Bringing a new food product to market is a balancing act between instinct and evidence. Even after pouring time, expertise and passion into a formulation, the critical question remains: will consumers love it?
Traditional consumer testing can be financially out of reach for many businesses, yet relying on internal teams, colleagues or family carries huge risk. Feast’s TasteBench offers a practical, cost-effective alternative, providing objective insights to guide confident, data-backed decisions.
By opening its sensory facility one to two days every month, Feast enables food manufacturers, retailers, product developers and research and development teams to book products into professionally run consumer sessions without the full cost of commissioning a standalone study. Companies can submit up to five products for the consumer feedback, depending on the product type and session availability.
Sessions take place in Feast’s dedicated sensory space on Te Kunenga ki Pūrehuroa Massey University’s Palmerston North campus, with access to booths or immersive environments depending on study requirements. Participants are untargeted general consumers, offering unbiased feedback representative of the broader market.
Director of Feast Professor Joanne Hort says TasteBench is designed to provide companies with reliable consumer insight beyond internal reassurance.
“We know that evaluating products with target consumers is costly, but only testing via team consensus and family opinions can produce biased results that don’t reflect real-world purchasing behaviour. TasteBench provides authentic market feedback, giving companies the insights they need to make confident, consumer-backed decisions.”

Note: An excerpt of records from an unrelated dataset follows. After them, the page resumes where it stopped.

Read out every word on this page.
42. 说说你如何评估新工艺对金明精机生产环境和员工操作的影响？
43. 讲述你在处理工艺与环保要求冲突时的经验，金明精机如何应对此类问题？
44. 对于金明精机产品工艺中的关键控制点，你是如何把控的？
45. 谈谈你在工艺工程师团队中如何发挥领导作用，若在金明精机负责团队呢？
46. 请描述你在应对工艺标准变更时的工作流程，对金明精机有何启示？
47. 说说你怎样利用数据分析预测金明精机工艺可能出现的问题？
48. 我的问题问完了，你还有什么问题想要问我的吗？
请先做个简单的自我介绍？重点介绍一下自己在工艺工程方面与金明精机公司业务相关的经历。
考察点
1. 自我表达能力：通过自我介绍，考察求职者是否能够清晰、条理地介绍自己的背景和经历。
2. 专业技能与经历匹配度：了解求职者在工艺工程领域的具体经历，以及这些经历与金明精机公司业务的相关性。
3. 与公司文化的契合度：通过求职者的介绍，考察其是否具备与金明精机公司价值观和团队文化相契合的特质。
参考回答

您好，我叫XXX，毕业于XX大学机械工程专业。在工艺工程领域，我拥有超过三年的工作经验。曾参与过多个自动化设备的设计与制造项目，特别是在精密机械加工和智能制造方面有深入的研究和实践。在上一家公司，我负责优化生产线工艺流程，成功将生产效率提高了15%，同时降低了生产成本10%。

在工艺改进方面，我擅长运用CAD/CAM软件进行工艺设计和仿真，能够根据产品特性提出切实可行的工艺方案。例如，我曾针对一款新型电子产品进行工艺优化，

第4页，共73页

Each TasteBench session involves 50-70 real consumers who provide feedback on level of liking, likelihood of purchase and commentary on why, including areas for sensory improvement. This makes it ideal for validating early concepts, benchmarking new launches or gaining independent reassurance before scale-up/launch.

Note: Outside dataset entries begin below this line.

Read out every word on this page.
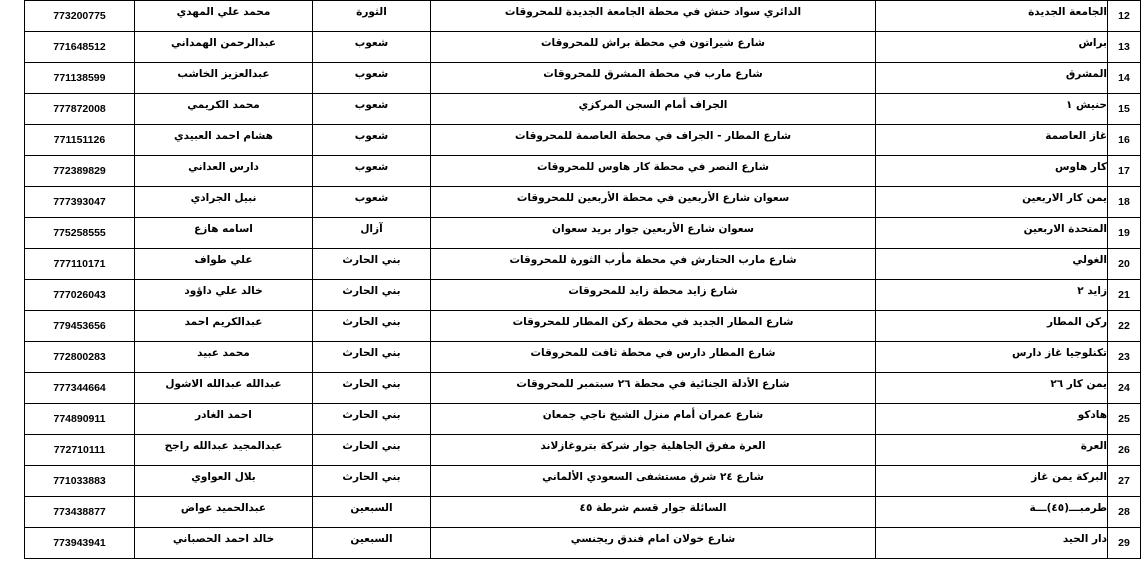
773200775	محمد علي المهدي	الثورة	الدائري سواد حنش في محطة الجامعة الجديدة للمحروقات	الجامعة الجديدة	12
771648512	عبدالرحمن الهمداني	شعوب	شارع شيراتون في محطة براش للمحروقات	براش	13
771138599	عبدالعزيز الخاشب	شعوب	شارع مارب في محطة المشرق للمحروقات	المشرق	14
777872008	محمد الكريمي	شعوب	الجراف أمام السجن المركزي	حنيش ١	15
771151126	هشام احمد العبيدي	شعوب	شارع المطار - الجراف في محطة العاصمة للمحروقات	غاز العاصمة	16
772389829	دارس العداني	شعوب	شارع النصر في محطة كار هاوس للمحروقات	كار هاوس	17
777393047	نبيل الجرادي	شعوب	سعوان شارع الأربعين في محطة الأربعين للمحروقات	يمن كار الاربعين	18
775258555	اسامه هازع	آزال	سعوان شارع الأربعين جوار بريد سعوان	المتحدة الاربعين	19
777110171	علي طواف	بني الحارث	شارع مارب الحتارش في محطة مأرب الثورة للمحروقات	الغولي	20
777026043	خالد علي داؤود	بني الحارث	شارع زايد محطة زايد للمحروقات	زايد ٢	21
779453656	عبدالكريم احمد	بني الحارث	شارع المطار الجديد في محطة ركن المطار للمحروقات	ركن المطار	22
772800283	محمد عبيد	بني الحارث	شارع المطار دارس في محطة ثافت للمحروقات	تكنلوجيا غاز دارس	23
777344664	عبدالله عبدالله الاشول	بني الحارث	شارع الأدلة الجنائية في محطة ٢٦ سبتمبر للمحروقات	يمن كار ٢٦	24
774890911	احمد الغادر	بني الحارث	شارع عمران أمام منزل الشيخ ناجي جمعان	هادكو	25
772710111	عبدالمجيد عبدالله راجح	بني الحارث	العرة مفرق الجاهلية جوار شركة بتروغازلاند	العرة	26
771033883	بلال العواوي	بني الحارث	شارع ٢٤ شرق مستشفى السعودي الألماني	البركة يمن غاز	27
773438877	عبدالحميد عواض	السبعين	السائلة جوار قسم شرطة ٤٥	طرمبـــ(٤٥)ـــة	28
773943941	خالد احمد الحصباني	السبعين	شارع خولان امام فندق ريجنسي	دار الحيد	29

Feast sensory booth in action.
For companies seeking insights around product discrimination, tastings can explore whether changes to brand positioning, ingredients, formulation or processing methods affect how the product tastes, feels and performs, and whether consumers prefer it. This approach is particularly valuable for me-too products (new products closely resembling existing ones), ingredient swaps, new and improved claims or specific attribute claims, such as creamier, crispier, richer.

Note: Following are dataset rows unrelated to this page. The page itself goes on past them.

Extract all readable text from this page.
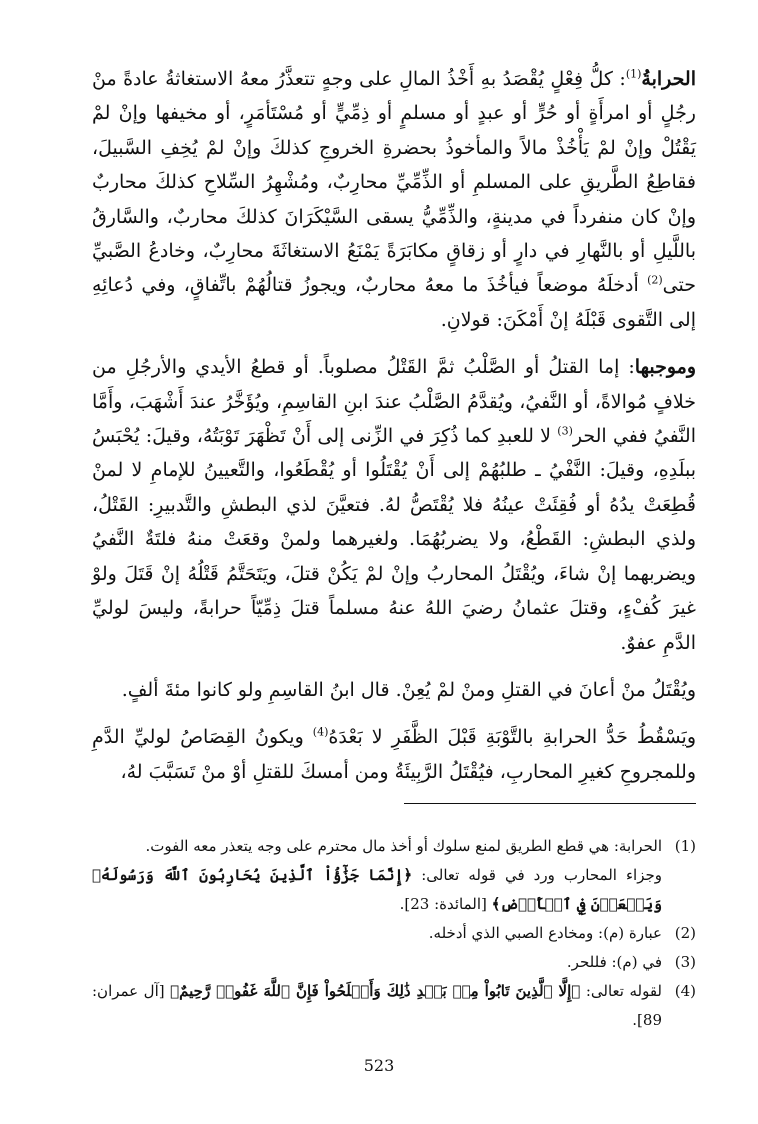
الحرابةُ$^{(1)}$: كلُّ فِعْلٍ يُقْصَدُ بهِ أَخْذُ المالِ على وجهٍ تتعذَّرُ معهُ الاستغاثةُ عادةً منْ رجُلٍ أو امرأَةٍ أو حُرٍّ أو عبدٍ أو مسلمٍ أو ذِمِّيٍّ أو مُسْتَأمَرٍ، أو مخيفها وإنْ لمْ يَقْتُلْ وإنْ لمْ يَأْخُذْ مالاً والمأخوذُ بحضرةِ الخروجِ كذلكَ وإنْ لمْ يُخِفِ السَّبيلَ، فقاطِعُ الطَّريقِ على المسلمِ أو الذِّمِّيِّ محارِبٌ، ومُشْهِرُ السِّلاحِ كذلكَ محاربٌ وإنْ كان منفرداً في مدينةٍ، والذِّمِّيُّ يسقى السَّيْكَرَانَ كذلكَ محاربٌ، والسَّارقُ باللَّيلِ أو بالنَّهارِ في دارٍ أو زقاقٍ مكابَرَةً يَمْنَعُ الاستغاثَةَ محارِبٌ، وخادعُ الصَّبيِّ حتى$^{(2)}$ أدخلَهُ موضعاً فيأخُذَ ما معهُ محاربٌ، ويجوزُ قتالُهُمْ باتِّفاقٍ، وفي دُعائِهِ إلى التَّقوى قَبْلَهُ إنْ أَمْكَنَ: قولانِ.

وموجبها: إما القتلُ أو الصَّلْبُ ثمَّ القَتْلُ مصلوباً. أو قطعُ الأيدي والأرجُلِ من خلافٍ مُوالاةً، أو النَّفيُ، ويُقدَّمُ الصَّلْبُ عندَ ابنِ القاسِمِ، ويُؤَخَّرُ عندَ أَشْهَبَ، وأَمَّا النَّفيُ ففي الحر$^{(3)}$ لا للعبدِ كما ذُكِرَ في الزِّنى إلى أَنْ تَظْهَرَ تَوْبَتُهُ، وقيلَ: يُحْبَسُ ببلَدِهِ، وقيلَ: النَّفْيُ ـ طلبُهُمْ إلى أَنْ يُقْتَلُوا أو يُقْطَعُوا، والتَّعيينُ للإمامِ لا لمنْ قُطِعَتْ يدُهُ أو فُقِئَتْ عينُهُ فلا يُقْتَصُّ لهُ. فتعيَّنَ لذي البطشِ والتَّدبيرِ: القَتْلُ، ولذي البطشِ: القَطْعُ، ولا يضربُهُمَا. ولغيرهما ولمنْ وقعَتْ منهُ فلتَةٌ النَّفيُ ويضربهما إنْ شاءَ، ويُقْتَلُ المحاربُ وإنْ لمْ يَكُنْ قتلَ، ويَتَحَتَّمُ قَتْلُهُ إنْ قَتَلَ ولوْ غيرَ كُفْءٍ، وقتلَ عثمانُ رضيَ اللهُ عنهُ مسلماً قتلَ ذِمِّيّاً حرابةً، وليسَ لوليِّ الدَّمِ عفوٌ.

ويُقْتَلُ منْ أعانَ في القتلِ ومنْ لمْ يُعِنْ. قال ابنُ القاسِمِ ولو كانوا مئةَ ألفٍ.

ويَسْقُطُ حَدُّ الحرابةِ بالتَّوْبَةِ قَبْلَ الظَّفَرِ لا بَعْدَهُ$^{(4)}$ ويكونُ القِصَاصُ لوليِّ الدَّمِ وللمجروحِ كغيرِ المحاربِ، فيُقْتَلُ الرَّبِيئَةُ ومن أمسكَ للقتلِ أوْ منْ تَسَبَّبَ لهُ،

(1)
الحرابة: هي قطع الطريق لمنع سلوك أو أخذ مال محترم على وجه يتعذر معه الفوت.
وجزاء المحارب ورد في قوله تعالى: ﴿إِنَّمَا جَزَٰٓؤُاْ ٱلَّذِينَ يُحَارِبُونَ ٱللَّهَ وَرَسُولَهُۥ وَيَسۡعَوۡنَ فِي ٱلۡأَرۡضِ﴾ [المائدة: 23].
(2)
عبارة (م): ومخادع الصبي الذي أدخله.
(3)
في (م): فللحر.
(4)
لقوله تعالى: ﴿إِلَّا ٱلَّذِينَ تَابُواْ مِنۢ بَعۡدِ ذَٰلِكَ وَأَصۡلَحُواْ فَإِنَّ ٱللَّهَ غَفُورٞ رَّحِيمٌ﴾ [آل عمران: 89].
523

Within five working days of the session, participating companies receive a TasteBench report, offering a clear snapshot of consumer response and actionable recommendations to refine the product, address polarising attributes and make confident go-to-market decisions.
“Great products start with listening to the people who will love them. Consumer science is essential, and at Feast, we provide the means to gather that insight. TasteBench empowers food innovators to turn feedback into confident decisions at a small investment, before launching onto the market,” Professor Hort says.
Upcoming dates for TasteBench:
- April: 23 and 24
- May: 28 and 29
- June: 18 and 19
- July: 30 and 31
- August: 27 and 28
- September: 17 and 18
- October: 29 and 30
- November: 26 and 27
- December: 10 and 11
To learn more about the TasteBench programme, contact the Feast team at feast@massey.ac.nz.
ABOUT FEAST
The Food Experience and Sensory Testing laboratory is a hub for sensory and consumer research, training and consultancy. Feast drive consumer and sensory science forward by challenging traditional thinking, creating innovative research and expertise renowned worldwide. Located on Massey University’s Manawatū campus in Palmerston North, Feast has New Zealand’s only wall-to-wall projected immersive space for consumer sensory product testing. Using this technology, Feast can study human behaviour and perceptions in various settings, including a café, supermarket, and more.